Afgan merasakan beban rasa bersalah mencekiknya begitu dia mencium aroma Adelia, merenungkan tindakan bodohnya sehari sebelumnya. Matanya penuh dengan penyesalan, dan hatinya dihantui oleh bayangan perempuan yang telah dia renggut keperawanannya sehari sebelum pernikahannya. Pria itu merasa dia juga tidak becus dalam pernikahan ini.
Afgan mundur, melepaskan cengkramannya ke tangan Adelia lalu terduduk dengan napas yang menderu dan tidak teratur.
"Adelia," panggil Afgan dengan suara patah, mencoba menahan amarah yang hendak meluap.
Adelia menoleh, matanya berkaca-kaca, memancarkan kekecewaan yang dalam. "Apa yang kau inginkan, Afgan?" tanyanya dengan suara yang penuh dengan emosi.
Afgan menelan ludahnya, mencoba menemukan kata-kata yang tepat. "Aku... aku tidak tahu harus mulai dari mana," katanya pelan.
"Bila kamu menginginkan perceraian, maka ... "
Adelia menunggu apa kelanjutan dari perkataan Afgan.
"Kembalikan mahar yang sudah dibayarkan untuk pernikahan paksa ini!"
Mendengar hal itu, Adelia bangkit berdiri, matanya berkaca-kaca. "Aku tidak bisa percaya bahwa aku menikahi pria sepertimu."
Adelia merasa dunianya hancur. Dia tidak tahu apa yang harus dia lakukan, bagaimana dia bisa memperbaiki segalanya?
"Aku tidak mempunyai uang sebanyak itu!" pekik Adelia dengan air mata yang tertahan.
Usai berkata demikian, Adelia segera mengambil sebuah bantal dan selimutnya. Dia memutuskan untuk tidur di ruang tamu saja.
"Dasar pria bajingan! Pria sialan!" seru Adelia.
Dengan langkah kasar, Adelia pergi dari kamar itu, meninggalkan Afgan yang terduduk di pinggir tempat tidur dengan hati yang serba salah.
Dia merasa menjadi korban, tetapi dia sendiri menghabiskan waktu bersama perempuan lain di malam sebelum pernikahan.
"Melinda, gadis itu tidak bersalah.

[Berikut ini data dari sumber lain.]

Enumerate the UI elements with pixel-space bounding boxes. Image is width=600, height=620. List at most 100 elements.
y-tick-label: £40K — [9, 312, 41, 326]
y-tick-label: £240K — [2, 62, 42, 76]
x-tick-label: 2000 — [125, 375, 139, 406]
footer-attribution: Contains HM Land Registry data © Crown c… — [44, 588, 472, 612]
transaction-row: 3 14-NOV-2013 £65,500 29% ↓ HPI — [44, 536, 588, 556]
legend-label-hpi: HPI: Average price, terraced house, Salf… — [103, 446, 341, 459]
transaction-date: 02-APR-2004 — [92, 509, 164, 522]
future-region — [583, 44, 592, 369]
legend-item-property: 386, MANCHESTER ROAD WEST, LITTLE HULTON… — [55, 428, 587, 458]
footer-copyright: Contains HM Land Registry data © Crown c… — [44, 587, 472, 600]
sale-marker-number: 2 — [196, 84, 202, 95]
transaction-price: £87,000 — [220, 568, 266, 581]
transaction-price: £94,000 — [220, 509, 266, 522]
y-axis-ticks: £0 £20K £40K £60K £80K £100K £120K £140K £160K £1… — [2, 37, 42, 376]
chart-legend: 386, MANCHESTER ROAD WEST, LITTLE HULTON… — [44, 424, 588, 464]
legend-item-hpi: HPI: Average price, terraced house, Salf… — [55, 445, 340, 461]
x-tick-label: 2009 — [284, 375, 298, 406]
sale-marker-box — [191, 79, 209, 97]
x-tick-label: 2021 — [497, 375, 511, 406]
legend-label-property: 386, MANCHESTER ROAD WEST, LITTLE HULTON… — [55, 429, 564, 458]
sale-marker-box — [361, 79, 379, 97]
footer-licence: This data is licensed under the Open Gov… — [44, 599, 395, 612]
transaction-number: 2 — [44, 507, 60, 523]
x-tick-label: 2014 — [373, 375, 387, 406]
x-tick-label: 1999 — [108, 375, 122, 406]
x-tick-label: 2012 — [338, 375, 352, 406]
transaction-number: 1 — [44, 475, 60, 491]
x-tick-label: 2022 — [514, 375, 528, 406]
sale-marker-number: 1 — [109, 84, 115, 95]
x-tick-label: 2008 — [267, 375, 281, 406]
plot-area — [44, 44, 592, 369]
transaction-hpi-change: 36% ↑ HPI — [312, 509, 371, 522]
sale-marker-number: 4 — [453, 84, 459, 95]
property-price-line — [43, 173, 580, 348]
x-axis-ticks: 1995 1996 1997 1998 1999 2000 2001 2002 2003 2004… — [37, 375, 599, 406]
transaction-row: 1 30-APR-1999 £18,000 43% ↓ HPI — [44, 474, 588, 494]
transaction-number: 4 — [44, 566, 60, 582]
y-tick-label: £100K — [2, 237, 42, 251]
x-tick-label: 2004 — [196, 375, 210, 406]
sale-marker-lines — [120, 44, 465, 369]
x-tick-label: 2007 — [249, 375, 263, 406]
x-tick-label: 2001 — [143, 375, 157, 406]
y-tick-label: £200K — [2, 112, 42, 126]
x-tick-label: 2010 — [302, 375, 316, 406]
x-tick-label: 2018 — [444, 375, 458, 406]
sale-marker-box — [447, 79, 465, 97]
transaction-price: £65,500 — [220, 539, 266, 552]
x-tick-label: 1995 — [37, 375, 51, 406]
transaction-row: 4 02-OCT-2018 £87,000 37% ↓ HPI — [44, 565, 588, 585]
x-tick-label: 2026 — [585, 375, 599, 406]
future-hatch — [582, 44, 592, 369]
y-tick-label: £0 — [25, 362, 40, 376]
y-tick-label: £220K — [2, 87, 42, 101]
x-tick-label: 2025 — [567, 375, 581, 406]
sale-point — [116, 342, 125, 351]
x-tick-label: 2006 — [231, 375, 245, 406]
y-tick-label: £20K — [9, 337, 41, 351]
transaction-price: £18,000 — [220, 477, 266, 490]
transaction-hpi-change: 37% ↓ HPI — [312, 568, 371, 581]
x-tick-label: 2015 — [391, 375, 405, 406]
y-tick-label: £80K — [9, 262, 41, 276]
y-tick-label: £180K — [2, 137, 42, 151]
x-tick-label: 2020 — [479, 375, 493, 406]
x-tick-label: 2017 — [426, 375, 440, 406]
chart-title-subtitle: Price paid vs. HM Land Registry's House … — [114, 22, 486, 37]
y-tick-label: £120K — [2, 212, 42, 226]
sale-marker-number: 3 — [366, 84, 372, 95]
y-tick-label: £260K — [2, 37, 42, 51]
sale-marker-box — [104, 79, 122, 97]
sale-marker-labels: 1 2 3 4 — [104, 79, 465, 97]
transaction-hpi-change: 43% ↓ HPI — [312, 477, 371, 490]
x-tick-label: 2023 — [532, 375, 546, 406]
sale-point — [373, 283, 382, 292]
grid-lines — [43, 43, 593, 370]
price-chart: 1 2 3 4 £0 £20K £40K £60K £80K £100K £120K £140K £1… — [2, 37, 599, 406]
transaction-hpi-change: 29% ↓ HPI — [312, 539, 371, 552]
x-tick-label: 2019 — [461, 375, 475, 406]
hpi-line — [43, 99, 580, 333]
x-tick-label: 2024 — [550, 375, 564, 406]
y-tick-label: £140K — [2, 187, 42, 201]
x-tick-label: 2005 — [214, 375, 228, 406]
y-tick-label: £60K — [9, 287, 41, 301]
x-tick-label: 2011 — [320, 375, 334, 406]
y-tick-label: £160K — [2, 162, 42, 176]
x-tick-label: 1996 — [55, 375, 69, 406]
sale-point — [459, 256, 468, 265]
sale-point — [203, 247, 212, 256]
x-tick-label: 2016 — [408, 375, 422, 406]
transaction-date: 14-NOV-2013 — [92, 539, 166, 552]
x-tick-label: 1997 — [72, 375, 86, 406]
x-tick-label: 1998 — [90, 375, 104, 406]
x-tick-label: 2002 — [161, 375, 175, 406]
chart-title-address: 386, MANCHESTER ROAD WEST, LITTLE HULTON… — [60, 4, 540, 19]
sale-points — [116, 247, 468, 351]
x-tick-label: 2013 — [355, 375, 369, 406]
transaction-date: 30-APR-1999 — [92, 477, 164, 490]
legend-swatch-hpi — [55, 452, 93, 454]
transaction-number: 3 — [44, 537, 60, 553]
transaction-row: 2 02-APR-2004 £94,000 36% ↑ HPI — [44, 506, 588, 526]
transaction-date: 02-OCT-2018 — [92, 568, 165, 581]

Aku harus bertanggung jawab atas apa yang kuperbuat padanya," gumam Afgan dengan kesal lalu menghentakkan pantatnya ke ranjang dan berbaring. Menutup kepalanya dengan bantal untuk menekan kegusaran dalam hatinya.
"Benar-benar mengesalkan!" pekik Afgan dengan marah.
Namun detik demi detik berlalu, Afgan sama sekali tidak dapat menutup matanya dengan tenang. Akhirnya dia terduduk di tepi ranjang dengan wajah yang sudah kusut. Napasnya menderu menahan kekesalan dalam hatinya.
"Wanita murahan itu sudah tidur belum ya?"
Dalam suasana yang hening, Afgan melangkah dengan hati-hati melewati sekat berukiran mewah menuju ruang tamu yang terdapat sofa tempat Adelia tidur. Cahaya redup dari lampu tidur menyinari ruangan dengan lembut, menciptakan suasana tenang dan damai.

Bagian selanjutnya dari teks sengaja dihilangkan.